The best way to show how legendary of a career he had is the same way you look at sports superstars. Just look at the numbers. 

According to NBC Sports, Emrick has called 22 Stanley Cup Finals, 45 Stanley Cup Playoffs Game 7s, six Olympics, 19 NHL Winter Classics, and 14 All-Star Games. Along with that, he called approximately 3,750 professional hockey games including the outdoor game which had over 105,000 people in attendance, and the epic 2010 gold medal game between Canada and the United States. 

He has watched some of hockey’s all-time greatest players ranging from Gordie Howe, Bobby Orr, Wayne Gretzky, Mario Lemieux, and Sidney Crosby right up to today’s young stars who will turn into some of the all-time greats. Many players defining career moments were called by Doc. 

Just think about how many people throughout the course of hockey’s history have watched all of these players. Emrick was the guy who called those games. Generations of hockey fans grew up hearing Doc call their childhood heroes and became a part of the family to many of them. 

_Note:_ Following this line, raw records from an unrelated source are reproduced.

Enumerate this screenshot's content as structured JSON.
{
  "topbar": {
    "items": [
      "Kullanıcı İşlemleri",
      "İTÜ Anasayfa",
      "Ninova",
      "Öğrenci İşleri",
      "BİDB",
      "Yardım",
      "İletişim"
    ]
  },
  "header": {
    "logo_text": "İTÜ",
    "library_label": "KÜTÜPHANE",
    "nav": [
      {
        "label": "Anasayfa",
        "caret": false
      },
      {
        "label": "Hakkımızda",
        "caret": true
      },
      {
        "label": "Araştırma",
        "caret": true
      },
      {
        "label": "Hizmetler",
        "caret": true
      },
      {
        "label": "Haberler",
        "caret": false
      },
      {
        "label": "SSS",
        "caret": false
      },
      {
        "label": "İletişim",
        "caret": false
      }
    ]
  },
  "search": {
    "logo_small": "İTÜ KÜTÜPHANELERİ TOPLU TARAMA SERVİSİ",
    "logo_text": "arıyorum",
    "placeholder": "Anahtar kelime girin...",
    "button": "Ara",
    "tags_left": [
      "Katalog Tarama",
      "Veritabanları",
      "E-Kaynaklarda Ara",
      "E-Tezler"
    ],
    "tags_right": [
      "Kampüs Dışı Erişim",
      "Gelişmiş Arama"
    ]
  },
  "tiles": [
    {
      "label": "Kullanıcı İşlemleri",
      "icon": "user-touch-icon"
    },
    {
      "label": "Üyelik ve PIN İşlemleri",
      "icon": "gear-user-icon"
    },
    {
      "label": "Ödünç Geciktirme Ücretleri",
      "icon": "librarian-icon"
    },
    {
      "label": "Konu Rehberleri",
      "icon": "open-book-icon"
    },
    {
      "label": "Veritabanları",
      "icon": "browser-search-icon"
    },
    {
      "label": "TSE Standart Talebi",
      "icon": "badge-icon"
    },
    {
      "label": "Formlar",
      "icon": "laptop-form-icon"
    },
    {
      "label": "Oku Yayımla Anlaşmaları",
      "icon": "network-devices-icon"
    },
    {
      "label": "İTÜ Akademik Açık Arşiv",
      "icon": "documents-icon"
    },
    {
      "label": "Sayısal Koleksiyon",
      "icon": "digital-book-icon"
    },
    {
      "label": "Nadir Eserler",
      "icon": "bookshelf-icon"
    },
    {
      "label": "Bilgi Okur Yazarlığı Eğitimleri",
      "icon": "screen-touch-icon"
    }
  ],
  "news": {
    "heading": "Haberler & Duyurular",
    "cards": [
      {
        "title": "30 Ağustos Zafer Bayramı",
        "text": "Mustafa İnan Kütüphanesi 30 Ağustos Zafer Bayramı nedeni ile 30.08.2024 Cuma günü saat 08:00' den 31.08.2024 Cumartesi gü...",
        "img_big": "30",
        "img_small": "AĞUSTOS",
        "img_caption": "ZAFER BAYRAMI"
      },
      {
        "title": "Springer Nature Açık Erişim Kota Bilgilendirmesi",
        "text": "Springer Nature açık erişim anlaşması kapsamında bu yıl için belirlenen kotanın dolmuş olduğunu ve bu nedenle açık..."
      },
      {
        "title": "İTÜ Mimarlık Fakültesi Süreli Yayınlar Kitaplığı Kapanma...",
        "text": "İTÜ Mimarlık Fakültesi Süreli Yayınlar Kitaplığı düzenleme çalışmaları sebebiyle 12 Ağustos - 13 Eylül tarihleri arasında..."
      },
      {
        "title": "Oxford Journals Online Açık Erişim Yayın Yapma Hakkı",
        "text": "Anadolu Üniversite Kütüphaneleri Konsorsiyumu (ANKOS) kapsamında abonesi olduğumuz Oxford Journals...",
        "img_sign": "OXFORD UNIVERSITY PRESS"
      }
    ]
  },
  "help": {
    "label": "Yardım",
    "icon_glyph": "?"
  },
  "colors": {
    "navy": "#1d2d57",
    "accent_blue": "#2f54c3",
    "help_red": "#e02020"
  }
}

The reason fans adore Emrick was more than his voice becoming synonymous with the Stanley Cup Finals. His unique vocabulary led to some of the strangest and wackiest phrases being introduced seamlessly into the call of the play-by-play. Some of these would even draw out a chuckle from the many commentators like Eddie Olczyk who have called games with him throughout the years. Some people have claimed that Doc has used over 100 different phrases to describe either a shot or pass. 

Doc’s career was not without recognition, however. He has been elected to seven halls of fame related to sports and sports media. The biggest honor of these seven elections was in 2011 when he became the first broadcaster ever elected to the U.S. Hockey Hall of Fame. 

He also received a total of eight career Sports Emmy Awards for Outstanding Sports Personality – Play-by-Play. This is the most ever in that category which he dominated having won a record seven straight times beginning in 2014 all the way to 2020. Nice to see when a person can go out on top. 

Emrick won’t completely leave hockey fans for a little while yet. NBC still plans on using his voice for promos and other hockey-related coverages in the near future. However, his presence in the booth will be greatly missed. 

Emrick was always the voice that fans heard in the greatest and lowest moments watching their teams reach the top of the hockey universe or fall just short. He will be greatly missed and all wish him well on a well-deserved retirement.